■ 毎日新聞・老いじたく読本

墓は負の遺産?

ある夫婦から講演会でこんな質問を受けた。結婚して東京で暮らす一人娘から「住まいを用意するから近くに引っ越してこない?ただ、そちらにある市営墓地の先祖代々のお墓だけは処理してきて」と言われ迷っているという。

この娘さんの考えは、遠くの故郷にある先祖代々の墓は、墓参りが大変で「負の遺産」つまり永遠に終わりのない借金のようなもの、という受け止め方だ。ここまではっきり言う人は少数派かもしれないが、共感する人は潜在的に多いのではないだろうか。

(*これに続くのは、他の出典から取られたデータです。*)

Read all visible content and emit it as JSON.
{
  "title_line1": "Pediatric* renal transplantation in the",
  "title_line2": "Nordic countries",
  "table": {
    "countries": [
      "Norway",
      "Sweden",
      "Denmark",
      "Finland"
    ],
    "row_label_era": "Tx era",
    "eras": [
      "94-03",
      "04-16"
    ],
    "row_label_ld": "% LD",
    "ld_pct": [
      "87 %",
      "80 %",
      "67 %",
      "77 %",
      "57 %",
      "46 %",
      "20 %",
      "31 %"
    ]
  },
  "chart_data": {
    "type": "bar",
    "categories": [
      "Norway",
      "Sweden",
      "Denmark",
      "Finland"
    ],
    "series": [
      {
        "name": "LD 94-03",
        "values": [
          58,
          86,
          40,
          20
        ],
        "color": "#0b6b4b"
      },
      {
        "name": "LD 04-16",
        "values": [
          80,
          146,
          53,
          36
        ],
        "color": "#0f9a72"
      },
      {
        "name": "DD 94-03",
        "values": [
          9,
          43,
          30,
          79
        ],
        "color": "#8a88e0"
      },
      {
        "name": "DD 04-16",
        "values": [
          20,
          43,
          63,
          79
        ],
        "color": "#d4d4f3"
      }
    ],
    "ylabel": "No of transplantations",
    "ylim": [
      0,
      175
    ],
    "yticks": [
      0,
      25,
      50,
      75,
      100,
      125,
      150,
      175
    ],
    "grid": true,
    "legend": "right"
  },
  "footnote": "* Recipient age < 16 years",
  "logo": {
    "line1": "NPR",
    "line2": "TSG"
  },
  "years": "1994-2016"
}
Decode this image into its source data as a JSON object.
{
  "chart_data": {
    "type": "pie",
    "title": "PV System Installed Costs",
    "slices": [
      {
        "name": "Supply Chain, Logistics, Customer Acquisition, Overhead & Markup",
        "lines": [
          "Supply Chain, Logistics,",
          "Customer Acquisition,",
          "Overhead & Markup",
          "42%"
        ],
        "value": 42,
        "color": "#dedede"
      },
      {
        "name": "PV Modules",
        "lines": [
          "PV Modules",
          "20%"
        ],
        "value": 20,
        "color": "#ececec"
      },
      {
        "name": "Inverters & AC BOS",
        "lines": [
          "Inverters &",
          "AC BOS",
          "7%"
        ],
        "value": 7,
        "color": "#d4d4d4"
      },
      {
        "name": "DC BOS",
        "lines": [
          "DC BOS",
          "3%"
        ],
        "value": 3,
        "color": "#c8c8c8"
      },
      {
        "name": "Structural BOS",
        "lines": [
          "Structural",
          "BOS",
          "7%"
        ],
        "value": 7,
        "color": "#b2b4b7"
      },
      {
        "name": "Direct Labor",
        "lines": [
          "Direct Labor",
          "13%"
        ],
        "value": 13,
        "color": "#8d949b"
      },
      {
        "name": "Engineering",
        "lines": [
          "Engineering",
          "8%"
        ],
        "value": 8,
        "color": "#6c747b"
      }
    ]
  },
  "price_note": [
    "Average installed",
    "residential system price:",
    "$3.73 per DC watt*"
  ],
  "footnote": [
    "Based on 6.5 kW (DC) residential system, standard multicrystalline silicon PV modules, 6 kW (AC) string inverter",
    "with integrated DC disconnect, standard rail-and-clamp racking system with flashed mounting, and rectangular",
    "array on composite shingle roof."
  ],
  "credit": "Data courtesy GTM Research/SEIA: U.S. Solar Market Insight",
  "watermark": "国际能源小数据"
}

「あなた方は、どうお考えですか」。逆に夫婦に聞いてみた。すると、「悩んだ揚げ句、娘の言い分に同意する気持ちになっている」と答えた。

となれば、問題は、どんな選択肢があり、どれを選ぶかということになる。私は次の選択肢を示した。(1)市営墓地の墓を放置(放棄)する(2)改葬する。

(1)は、管理費の支払いなど、墓地を使うために果たさなければならない義務を放棄することだ。管理費は払わない、草刈りなど墓の世話もしない、となれば、市役所は墓地の無縁化手続きをとり、墓石は撤去され、その場所はほかの人に貸し付けられるだろう。

この方法だと費用はほとんどかからないが、「心」の問題が残る。まず、親類や長年付き合った地域の知人への世間体。先祖の墓のお守りもできない人、という非難に耐えうるか。

もう一つは、将来何か悪いことが起きたとき、「先祖の墓を捨てたためではないか」と精神的ストレスになるかもしれない。私は、その夫婦に「先祖の墓を捨てたからといって、たたりや災難は起きないと思いますよ」と伝えたが、割り切れない人も多いだろう。

(2)の方法は、お骨を他の施設へ移すことだが、永代管理付き合葬墓(または合祀(ごうし)墓)という方法がある。ただ、正式に手続きをとればかなりお金がかかる。

まず、現在の墓の土地は借り物だから、更地にして市に返さなければならない。次にお骨の行き先を取得するお金もかかる。

私が建立したすがも平和霊苑にも13年前、共同の墓が建てられ、今は「もやいの会」が運営している。他に主だった合葬墓として当時は、京都の常寂光寺や新潟県の妙光寺の納骨堂くらいしかなかったが、今は400カ所を超すともいう。費用も永代管理料(供養料)付きで数十万円から百万円程度といろいろだ。選ぶのが大変だが選択肢は無限にある。